Bohrungen im größten Regenwald-Schutzgebiet der Welt

Im östlichen Virunga-Nationalpark soll ein Fünftel der Parkfläche für Ölbohrungen freigegeben werden, wie es in einem Kabinettsbeschluss hieß. Auch im zentralen Salonga-Park, der im Kongo-Becken liegt und als eines der größten Regenwald-Schutzgebiete der Welt gilt, sollen Bohrungen erlaubt werden, hieß es in dem am Freitagabend bekanntgewordenen Beschluss des Ministerrats.

Zunächst soll es um Probebohrungen gehen.

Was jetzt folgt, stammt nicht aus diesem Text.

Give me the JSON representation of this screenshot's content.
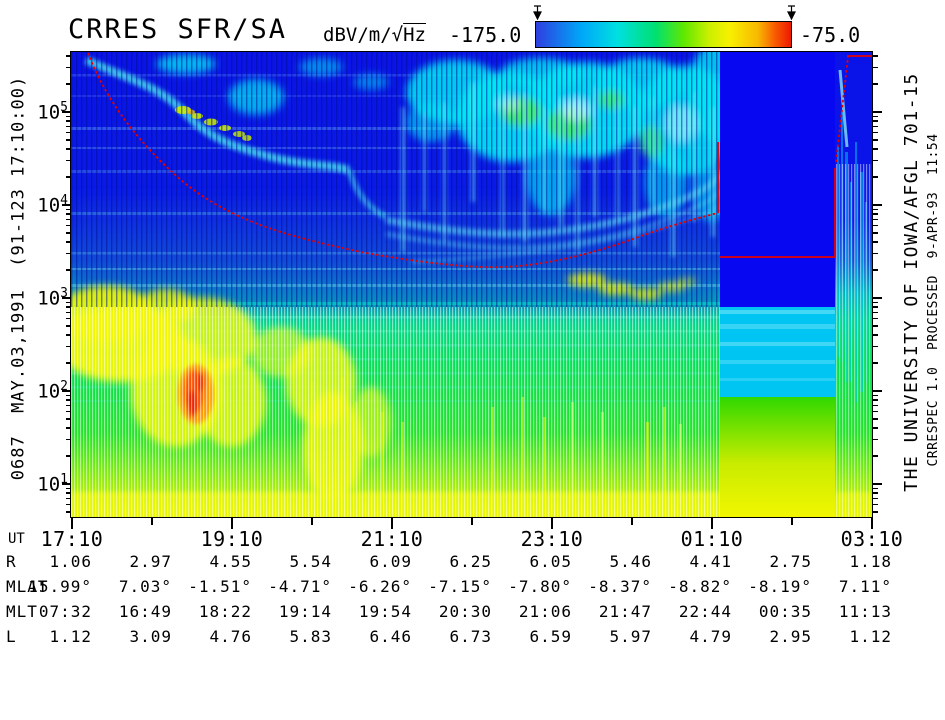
{
  "header": {
    "title": "CRRES SFR/SA",
    "units_prefix": "dBV/m/",
    "units_sqrt": "√",
    "units_hz": "Hz",
    "scale_min": "-175.0",
    "scale_max": "-75.0"
  },
  "colorbar": {
    "min": -175.0,
    "max": -75.0,
    "gradient": [
      "#2e3fe0",
      "#00a8f8",
      "#00e0e0",
      "#00e070",
      "#60e800",
      "#f8f000",
      "#f8b800",
      "#ee1800"
    ]
  },
  "left_margin_label": "0687  MAY.03,1991  (91-123 17:10:00)",
  "right_margin": {
    "line1": "THE UNIVERSITY OF IOWA/AFGL 701-15",
    "line2": "CRRESPEC 1.0  PROCESSED  9-APR-93  11:54"
  },
  "y_axis": {
    "scale": "log",
    "labels": [
      {
        "base": "10",
        "exp": "5"
      },
      {
        "base": "10",
        "exp": "4"
      },
      {
        "base": "10",
        "exp": "3"
      },
      {
        "base": "10",
        "exp": "2"
      },
      {
        "base": "10",
        "exp": "1"
      }
    ]
  },
  "x_axis": {
    "label": "UT",
    "ticks": [
      "17:10",
      "19:10",
      "21:10",
      "23:10",
      "01:10",
      "03:10"
    ]
  },
  "ephemeris": {
    "rows": [
      {
        "label": "R",
        "values": [
          "1.06",
          "2.97",
          "4.55",
          "5.54",
          "6.09",
          "6.25",
          "6.05",
          "5.46",
          "4.41",
          "2.75",
          "1.18"
        ]
      },
      {
        "label": "MLAT",
        "values": [
          "15.99°",
          "7.03°",
          "-1.51°",
          "-4.71°",
          "-6.26°",
          "-7.15°",
          "-7.80°",
          "-8.37°",
          "-8.82°",
          "-8.19°",
          "7.11°"
        ]
      },
      {
        "label": "MLT",
        "values": [
          "07:32",
          "16:49",
          "18:22",
          "19:14",
          "19:54",
          "20:30",
          "21:06",
          "21:47",
          "22:44",
          "00:35",
          "11:13"
        ]
      },
      {
        "label": "L",
        "values": [
          "1.12",
          "3.09",
          "4.76",
          "5.83",
          "6.46",
          "6.73",
          "6.59",
          "5.97",
          "4.79",
          "2.95",
          "1.12"
        ]
      }
    ]
  },
  "palette": {
    "background_top_blue": "#0a13e8",
    "data_gap_blue": "#0707f2",
    "data_gap_cyan": "#00c4f2",
    "green": "#00e058",
    "yellow": "#f0f800",
    "hot_orange": "#ff4800",
    "red_trace": "#e60000",
    "cyan_noise": "#00e8f4"
  },
  "chart_data": {
    "type": "heatmap",
    "title": "CRRES SFR/SA",
    "value_label": "dBV/m/√Hz",
    "value_range": [
      -175.0,
      -75.0
    ],
    "legend_position": "top",
    "grid": false,
    "x": {
      "label": "UT",
      "tick_labels": [
        "17:10",
        "19:10",
        "21:10",
        "23:10",
        "01:10",
        "03:10"
      ],
      "start": "17:10",
      "end": "03:10",
      "minor_tick_interval": "1 hour"
    },
    "y": {
      "scale": "log",
      "tick_labels": [
        "10^5",
        "10^4",
        "10^3",
        "10^2",
        "10^1"
      ]
    },
    "data_gap_ut_approx": [
      "01:16",
      "02:42"
    ],
    "red_trace_points_ut_hz_approx": [
      [
        "17:22",
        400000
      ],
      [
        "17:45",
        100000
      ],
      [
        "18:20",
        20000
      ],
      [
        "19:10",
        7000
      ],
      [
        "20:10",
        3800
      ],
      [
        "21:10",
        2800
      ],
      [
        "21:40",
        2600
      ],
      [
        "22:30",
        3200
      ],
      [
        "23:30",
        4500
      ],
      [
        "00:30",
        5800
      ],
      [
        "01:16",
        7500
      ],
      [
        "02:40",
        29000
      ],
      [
        "02:50",
        400000
      ]
    ],
    "regions_description": [
      "upper half: deep blue background with cyan broadband noise patches near 10^5 Hz",
      "descending cyan emission band with green/yellow speckles from upper-left toward mid frequencies",
      "lower half: green continuum with yellow patches and an orange/red hotspot near 18:30 UT around 10^2 Hz",
      "solid blue data-gap block ~01:16-02:42 UT with cyan band below 10^3 Hz and yellow below 10^2 Hz",
      "yellow intensification strip along bottom edge"
    ],
    "ephemeris_rows": [
      {
        "name": "R",
        "values": [
          1.06,
          2.97,
          4.55,
          5.54,
          6.09,
          6.25,
          6.05,
          5.46,
          4.41,
          2.75,
          1.18
        ]
      },
      {
        "name": "MLAT_deg",
        "values": [
          15.99,
          7.03,
          -1.51,
          -4.71,
          -6.26,
          -7.15,
          -7.8,
          -8.37,
          -8.82,
          -8.19,
          7.11
        ]
      },
      {
        "name": "MLT",
        "values": [
          "07:32",
          "16:49",
          "18:22",
          "19:14",
          "19:54",
          "20:30",
          "21:06",
          "21:47",
          "22:44",
          "00:35",
          "11:13"
        ]
      },
      {
        "name": "L",
        "values": [
          1.12,
          3.09,
          4.76,
          5.83,
          6.46,
          6.73,
          6.59,
          5.97,
          4.79,
          2.95,
          1.12
        ]
      }
    ]
  }
}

Bislang ist nicht bekannt, ob sich eine internationale Ölfirma bereits Rechte in den betroffenen Gebieten gesichert hat. Die Aktivisten der Gruppe Global Witness hatten im Mai bereits vor dem Plan der Regierung gewarnt.

Britische Firma prüfte Möglichkeit von Ölbohrungen

Der für seine große Artenvielfalt bekannte Virunga-Nationalpark ist etwa drei Mal so groß wie das Saarland. Dort sind rund ein Viertel der noch lebenden Berggorillas (Gorilla beringei beringei) zu Hause. Der Salonga mit einer Fläche von etwa 36.000 Quadratkilometern – etwa die Größe Baden-Württembergs – ist unter anderem Heimat der Zwergschimpansen (Pan paniscus).

Eine britische Firma, Soco International, hatte bereits vor einigen Jahren im Virunga-Nationalpark im Bereich des Edwardsees die Möglichkeit von Ölbohrungen geprüft. Ein internationaler Aufschrei – unterstützt von einem Oscar-nominierten Dokumentarfilm – führte jedoch zur Kehrtwende. Soco zog sich 2014 aus dem Kongo zurück.